A soundtrack of the city

With their upcoming Sub Pop release Tournament of Hearts, the Constantines deliver a remarkable album that should serve to push them over the top. The recording, while in many ways a significant change from 2003’s Shine a Light, builds on the sound that the Constantines have cultivated through nearly three years of non-stop touring.

 

Melding rock and soul with jazz and experimentation, it is an album in which no two songs sound the same, yet all hit hard and retain the musical integrity that make the Constantines so unique.

 

Singer Bry Webb’s vocal melodies reach new heights on Tournament of Hearts, recalling the glory days of Motown and Stax. The guitars quickly veer between melody and noise. The rhythm section consistently lays down a low-end groove that makes speakers tremble. It is a record that finds the band sounding both confident and proud, reveling in a sound that no one else in the current roster of rock can attempt to mimic.

 

“We worked really hard on these songs,” lead guitarist Steve Lambke said. “We wrote bits and pieces of them on the road and then we all got together in the studio to try and make everything work. It was a long and sometimes trying process but I think in the end we were able to pull it off.”

 

One needs to look no further than the penultimate track on the record, “You Are a Conductor,” to see just how loose, yet precise, the Constantines have become on Tournament. It is an epic, ghostly song that sounds different from anything they have ever done before. Webb’s vocals hover and float above the mix as a solid bass line and light, open drumming attempt to contain the feelings of possibility and hope contained within the lyrics.

 

“That’s a song that I’m really proud of,” Lambke said. “We tried to create a sound that we had never been able to get before. We went for more of a room-mix, in the attempt to capture the electricity that’s in that song.”

 

However, sharply contrasting the quasi-pop that “You Are a Conductor” embodies are tracks such as “Lizaveta” and “Working Full-Time,” which rock harder and with more soulful power than the band ever have before. “Working Full-Time” has a Born to Run-era Springsteen-meets-present-day-Atlantic City feel to it, while the former is constructed in a style that would make Neil Young proud.

 

And, speaking of the evergreen rocker, the Constantines will be releasing a limited-to-1,000 12-inch LP featuring four Young covers.

 

“We were playing ‘Tonight’s The Night’ at the end of the last tour. And we just decided to go ahead, have some fun, and cut some of our favorite Neil songs. So we are teaming up with another band, Unintended. They’re doing a couple Gordon Lightfoot covers, and we’re just going to put it out on a small run and get it out there,” Lambke said.

 

As for the change in the band’s sound, Lambke believes that, in the long run, it’s for the better.

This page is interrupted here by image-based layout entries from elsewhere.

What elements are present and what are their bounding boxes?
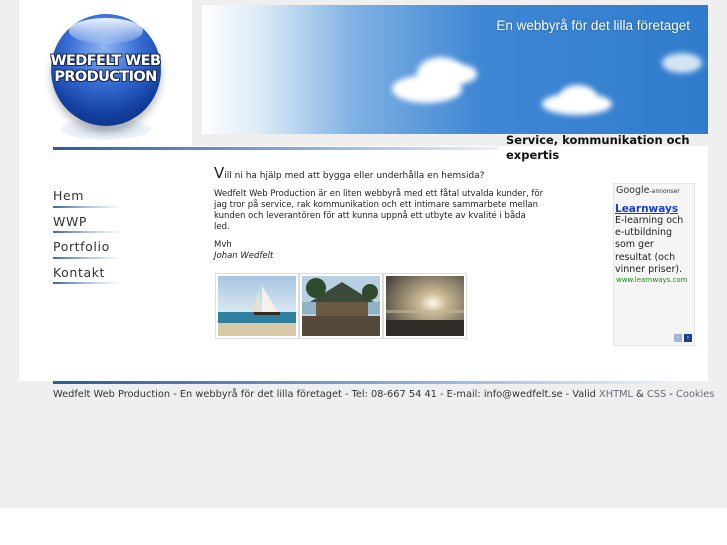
cloud-shape — [447, 65, 477, 83]
intro-paragraph: Wedfelt Web Production är en liten webby… — [214, 189, 544, 232]
ad-prev-icon[interactable]: ‹ — [674, 334, 682, 342]
pavilion-image-icon — [302, 276, 380, 336]
headline-text: ill ni ha hjälp med att bygga eller unde… — [224, 171, 485, 181]
thumbnail-sunset[interactable] — [384, 274, 466, 338]
footer-text: Wedfelt Web Production - En webbyrå för … — [53, 389, 596, 400]
nav-underline — [53, 256, 121, 259]
cookies-link[interactable]: Cookies — [676, 389, 714, 400]
footer-divider — [53, 381, 680, 384]
logo-highlight — [69, 18, 143, 44]
banner-tagline: En webbyrå för det lilla företaget — [496, 18, 690, 33]
nav-item-kontakt[interactable]: Kontakt — [53, 264, 143, 290]
main-navigation: Hem WWP Portfolio Kontakt — [53, 187, 143, 289]
signature: Johan Wedfelt — [214, 251, 274, 261]
nav-underline — [53, 231, 121, 233]
main-content: Vill ni ha hjälp med att bygga eller und… — [214, 166, 544, 262]
sailboat-image-icon — [218, 276, 296, 336]
footer-separator: - — [669, 389, 673, 400]
nav-item-label: Hem — [53, 188, 85, 203]
thumbnail-pavilion[interactable] — [300, 274, 382, 338]
nav-item-hem[interactable]: Hem — [53, 187, 143, 213]
header-banner: En webbyrå för det lilla företaget — [202, 5, 708, 134]
greeting: Mvh — [214, 240, 232, 250]
google-ads-label: Google-annonser — [616, 185, 680, 196]
nav-underline — [53, 282, 121, 284]
ad-next-icon[interactable]: › — [684, 334, 692, 342]
thumbnail-sailboat[interactable] — [216, 274, 298, 338]
header-divider — [53, 147, 498, 150]
cloud-shape — [560, 85, 596, 107]
nav-underline — [53, 205, 121, 208]
nav-item-portfolio[interactable]: Portfolio — [53, 238, 143, 264]
footer-ampersand: & — [636, 389, 644, 400]
nav-item-label: Kontakt — [53, 264, 106, 280]
logo-text: WEDFELT WEB PRODUCTION — [50, 53, 161, 85]
xhtml-link[interactable]: XHTML — [599, 389, 633, 400]
google-word: Google — [616, 185, 650, 196]
nav-item-label: Portfolio — [53, 239, 110, 254]
sunset-image-icon — [386, 276, 464, 336]
nav-item-label: WWP — [53, 213, 88, 229]
ad-title-link[interactable]: Learnways — [615, 203, 678, 215]
bottom-strip — [0, 508, 727, 545]
nav-item-wwp[interactable]: WWP — [53, 213, 143, 239]
ad-body-text: E-learning och e-utbildning som ger resu… — [615, 215, 684, 275]
cloud-shape — [662, 53, 702, 73]
site-footer: Wedfelt Web Production - En webbyrå för … — [53, 389, 714, 400]
site-subtitle: Service, kommunikation och expertis — [506, 133, 690, 162]
google-suffix: -annonser — [649, 188, 680, 195]
intro-headline: Vill ni ha hjälp med att bygga eller und… — [214, 166, 544, 182]
ad-url-link[interactable]: www.learnways.com — [616, 276, 687, 284]
css-link[interactable]: CSS — [647, 389, 666, 400]
site-logo[interactable]: WEDFELT WEB PRODUCTION — [19, 0, 192, 146]
google-ad-box: Google-annonser Learnways E-learning och… — [613, 183, 695, 346]
headline-dropcap: V — [214, 164, 225, 182]
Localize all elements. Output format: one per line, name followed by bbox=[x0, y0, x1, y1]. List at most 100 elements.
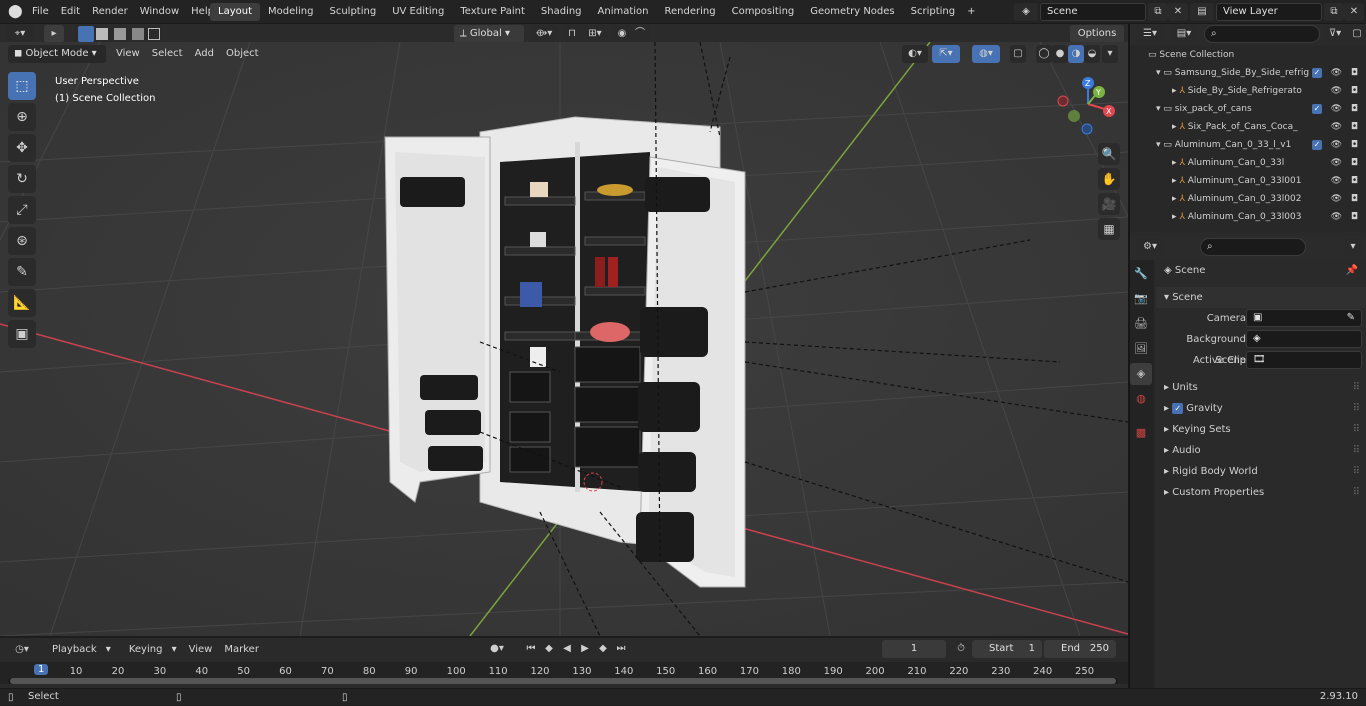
outliner-object-row[interactable]: ▸ ⅄ Aluminum_Can_0_33l003 👁 ◘ bbox=[1130, 208, 1366, 226]
overlays-toggle-icon[interactable]: ◍▾ bbox=[972, 45, 1000, 63]
display-mode-icon[interactable]: ▤▾ bbox=[1170, 25, 1198, 43]
properties-search-input[interactable]: ⌕ bbox=[1200, 238, 1306, 256]
end-frame-field[interactable]: End 250 bbox=[1044, 640, 1116, 658]
tab-layout[interactable]: Layout bbox=[210, 3, 260, 21]
outliner-collection-row[interactable]: ▾ ▭ Aluminum_Can_0_33_l_v1 ✓ 👁 ◘ bbox=[1130, 136, 1366, 154]
gravity-checkbox[interactable]: ✓ bbox=[1172, 403, 1184, 414]
scene-field[interactable]: Scene bbox=[1040, 3, 1146, 21]
mode-intersect-icon[interactable] bbox=[148, 28, 160, 40]
render-camera-icon[interactable]: ◘ bbox=[1351, 64, 1358, 82]
options-dropdown[interactable]: Options ▾ bbox=[1070, 25, 1124, 57]
render-tab-icon[interactable]: 📷 bbox=[1130, 288, 1152, 310]
tab-uv-editing[interactable]: UV Editing bbox=[384, 3, 452, 21]
outliner-object-row[interactable]: ▸ ⅄ Aluminum_Can_0_33l 👁 ◘ bbox=[1130, 154, 1366, 172]
zoom-icon[interactable]: 🔍 bbox=[1098, 143, 1120, 165]
eye-icon[interactable]: 👁 bbox=[1331, 190, 1342, 208]
properties-editor-type-icon[interactable]: ⚙▾ bbox=[1136, 238, 1164, 256]
rotate-tool-icon[interactable]: ↻ bbox=[8, 165, 36, 193]
timeline-view-menu[interactable]: View bbox=[183, 638, 219, 662]
current-frame-marker[interactable]: 1 bbox=[34, 664, 49, 675]
tab-modeling[interactable]: Modeling bbox=[260, 3, 322, 21]
auto-keying-icon[interactable]: ●▾ bbox=[480, 640, 514, 658]
tool-tab-icon[interactable]: 🔧 bbox=[1130, 263, 1152, 285]
proportional-edit-icon[interactable]: ◉ bbox=[612, 25, 632, 43]
3d-viewport[interactable] bbox=[0, 42, 1128, 636]
mode-new-icon[interactable] bbox=[78, 26, 94, 42]
pivot-point-icon[interactable]: ⟴▾ bbox=[530, 25, 558, 43]
snap-icon[interactable]: ⊓ bbox=[562, 25, 582, 43]
mode-extend-icon[interactable] bbox=[96, 28, 108, 40]
shading-options-icon[interactable]: ▾ bbox=[1102, 45, 1118, 63]
property-value-field[interactable]: ▣ ✎ bbox=[1246, 309, 1362, 327]
render-camera-icon[interactable]: ◘ bbox=[1351, 190, 1358, 208]
viewport-menu-view[interactable]: View bbox=[110, 42, 146, 66]
property-value-field[interactable]: ◈ bbox=[1246, 330, 1362, 348]
move-tool-icon[interactable]: ✥ bbox=[8, 134, 36, 162]
timeline-scrollbar[interactable] bbox=[8, 678, 1118, 684]
tab-compositing[interactable]: Compositing bbox=[724, 3, 803, 21]
render-camera-icon[interactable]: ◘ bbox=[1351, 82, 1358, 100]
timeline-editor[interactable]: ◷▾ Playback ▾ Keying ▾ View Marker ●▾ ⏮ ◆ ◀… bbox=[0, 638, 1128, 690]
scene-collection-row[interactable]: ▭ Scene Collection bbox=[1130, 46, 1366, 64]
delete-scene-icon[interactable]: ✕ bbox=[1168, 3, 1188, 21]
eye-icon[interactable]: 👁 bbox=[1331, 100, 1342, 118]
tab-shading[interactable]: Shading bbox=[533, 3, 590, 21]
xray-icon[interactable]: ▢ bbox=[1010, 45, 1026, 63]
drag-handle-icon[interactable]: ⠿ bbox=[1353, 419, 1360, 440]
preview-range-icon[interactable]: ⏱ bbox=[952, 640, 970, 658]
mode-subtract-icon[interactable] bbox=[114, 28, 126, 40]
navigation-gizmo[interactable]: Z X Y bbox=[1054, 74, 1124, 140]
collapsed-panel-header[interactable]: ▸ Keying Sets ⠿ bbox=[1156, 419, 1366, 440]
render-camera-icon[interactable]: ◘ bbox=[1351, 118, 1358, 136]
drag-handle-icon[interactable]: ⠿ bbox=[1353, 398, 1360, 419]
viewport-menu-select[interactable]: Select bbox=[146, 42, 189, 66]
eye-icon[interactable]: 👁 bbox=[1331, 172, 1342, 190]
render-camera-icon[interactable]: ◘ bbox=[1351, 154, 1358, 172]
timeline-scroll-thumb[interactable] bbox=[10, 678, 1116, 684]
mode-invert-icon[interactable] bbox=[132, 28, 144, 40]
measure-tool-icon[interactable]: 📐 bbox=[8, 289, 36, 317]
collapsed-panel-header[interactable]: ▸ ✓ Gravity ⠿ bbox=[1156, 398, 1366, 419]
transform-tool-icon[interactable]: ⊛ bbox=[8, 227, 36, 255]
jump-start-icon[interactable]: ⏮ bbox=[522, 640, 540, 658]
outliner-object-row[interactable]: ▸ ⅄ Six_Pack_of_Cans_Coca_ 👁 ◘ bbox=[1130, 118, 1366, 136]
jump-end-icon[interactable]: ⏭ bbox=[612, 640, 630, 658]
outliner-collection-row[interactable]: ▾ ▭ Samsung_Side_By_Side_refrig ✓ 👁 ◘ bbox=[1130, 64, 1366, 82]
scale-tool-icon[interactable]: ⤢ bbox=[8, 196, 36, 224]
rendered-shading-icon[interactable]: ◒ bbox=[1084, 45, 1100, 63]
tab-rendering[interactable]: Rendering bbox=[657, 3, 724, 21]
menu-edit[interactable]: Edit bbox=[55, 0, 86, 24]
exclude-checkbox[interactable]: ✓ bbox=[1312, 104, 1322, 114]
collapsed-panel-header[interactable]: ▸ Units ⠿ bbox=[1156, 377, 1366, 398]
eye-icon[interactable]: 👁 bbox=[1331, 136, 1342, 154]
outliner-object-row[interactable]: ▸ ⅄ Aluminum_Can_0_33l001 👁 ◘ bbox=[1130, 172, 1366, 190]
scene-panel-header[interactable]: ▾ Scene bbox=[1156, 287, 1366, 308]
menu-window[interactable]: Window bbox=[134, 0, 185, 24]
tab-sculpting[interactable]: Sculpting bbox=[322, 3, 385, 21]
editor-type-icon[interactable]: ⌖▾ bbox=[6, 25, 34, 43]
scene-selector-icon[interactable]: ◈ bbox=[1014, 3, 1038, 21]
texture-tab-icon[interactable]: ▩ bbox=[1130, 422, 1152, 444]
viewport-menu-add[interactable]: Add bbox=[189, 42, 220, 66]
timeline-editor-type-icon[interactable]: ◷▾ bbox=[8, 641, 36, 659]
playback-menu[interactable]: Playback ▾ bbox=[40, 638, 117, 662]
view-layer-icon[interactable]: ▤ bbox=[1190, 3, 1214, 21]
output-tab-icon[interactable]: 🖨 bbox=[1130, 313, 1152, 335]
menu-render[interactable]: Render bbox=[86, 0, 134, 24]
drag-handle-icon[interactable]: ⠿ bbox=[1353, 482, 1360, 503]
tab-animation[interactable]: Animation bbox=[590, 3, 657, 21]
new-view-layer-icon[interactable]: ⧉ bbox=[1324, 3, 1344, 21]
falloff-icon[interactable]: ⌒ bbox=[630, 25, 650, 43]
annotate-tool-icon[interactable]: ✎ bbox=[8, 258, 36, 286]
eye-icon[interactable]: 👁 bbox=[1331, 208, 1342, 226]
eyedropper-icon[interactable]: ✎ bbox=[1347, 310, 1355, 326]
collapsed-panel-header[interactable]: ▸ Custom Properties ⠿ bbox=[1156, 482, 1366, 503]
add-workspace-button[interactable]: + bbox=[963, 3, 979, 21]
visibility-icon[interactable]: ◐▾ bbox=[902, 45, 928, 63]
solid-shading-icon[interactable]: ● bbox=[1052, 45, 1068, 63]
cursor-tool-icon[interactable]: ⊕ bbox=[8, 103, 36, 131]
perspective-toggle-icon[interactable]: ▦ bbox=[1098, 218, 1120, 240]
marker-menu[interactable]: Marker bbox=[218, 638, 265, 662]
next-keyframe-icon[interactable]: ◆ bbox=[594, 640, 612, 658]
mode-dropdown[interactable]: ◼ Object Mode ▾ bbox=[8, 45, 106, 63]
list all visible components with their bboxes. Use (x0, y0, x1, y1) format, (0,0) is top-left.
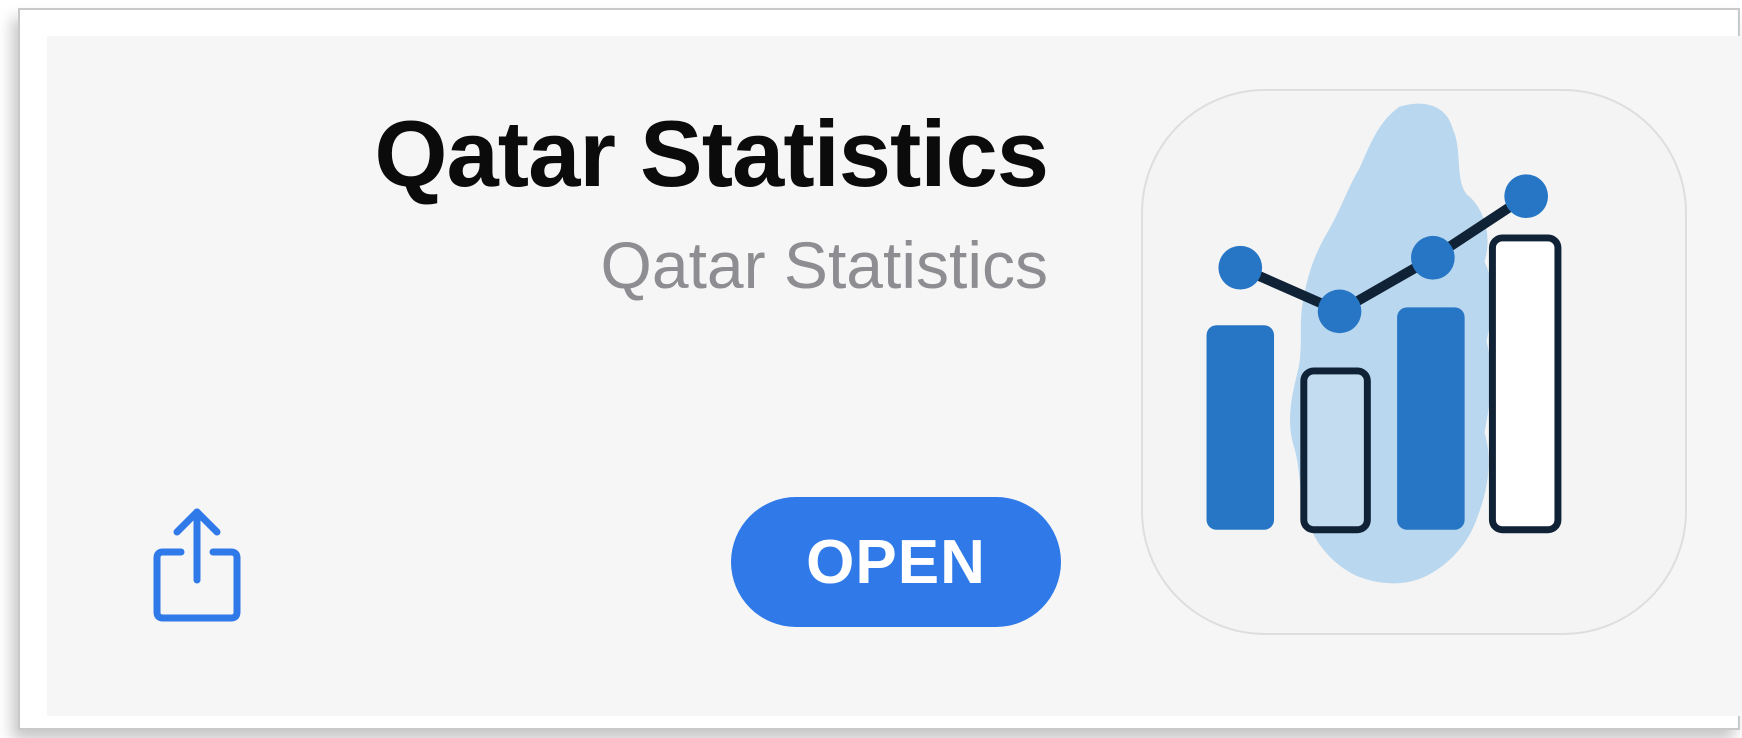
bar-1 (1206, 325, 1275, 530)
bar-2 (1300, 367, 1371, 534)
app-header-card: Qatar Statistics Qatar Statistics OPEN (47, 36, 1740, 716)
trend-point-1 (1218, 245, 1263, 290)
qatar-statistics-logo (1206, 103, 1562, 584)
share-icon (153, 508, 241, 622)
trend-point-3 (1411, 235, 1455, 280)
developer-name[interactable]: Qatar Statistics (601, 226, 1048, 305)
screenshot-frame: Qatar Statistics Qatar Statistics OPEN (18, 8, 1740, 730)
app-icon[interactable] (1141, 89, 1687, 635)
bar-3 (1397, 307, 1465, 530)
bar-4 (1488, 234, 1562, 534)
trend-point-2 (1317, 289, 1362, 334)
share-button[interactable] (151, 504, 243, 624)
trend-point-4 (1504, 174, 1549, 219)
app-title: Qatar Statistics (374, 101, 1049, 206)
open-button[interactable]: OPEN (731, 497, 1061, 627)
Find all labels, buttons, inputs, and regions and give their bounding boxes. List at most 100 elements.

“It’s not like most of our songs don’t still rock; they do. But, you know, we’re all influenced by different things. So yeah, there is some Motown in there. And yeah, there is some Neil Young. And it just came out when we were recording. But I think that what we eventually ended up with was a record that is going to be able to stand on its own in five, ten years and not sound dated or contrived,” he said.

 

It turns out that the band, in sticking to its guns, was right. Tournament of Hearts is possibly the most distinct, passionate rock record of the almost-finished year. It is a record that finds the band that created it at the top of its game. And the Constantines have never sounded better. Their music has become a soundtrack for the daily urban decay/renewal that goes on all around us. On Tournament they top themselves, sounding powerful yet at the same time, vulnerable and aware.

 

“We all went through a lot this past year,” Lambke said. “And it came out in the recording and ended up on the record. We just wanted this record to be able to stand on its own, and I hope that it does.”

 

The Constantines’ Tournament of Hearts will be released on Oct. 11 and the band will be playing at Berbati’s with the Hold Steady on Oct. 16.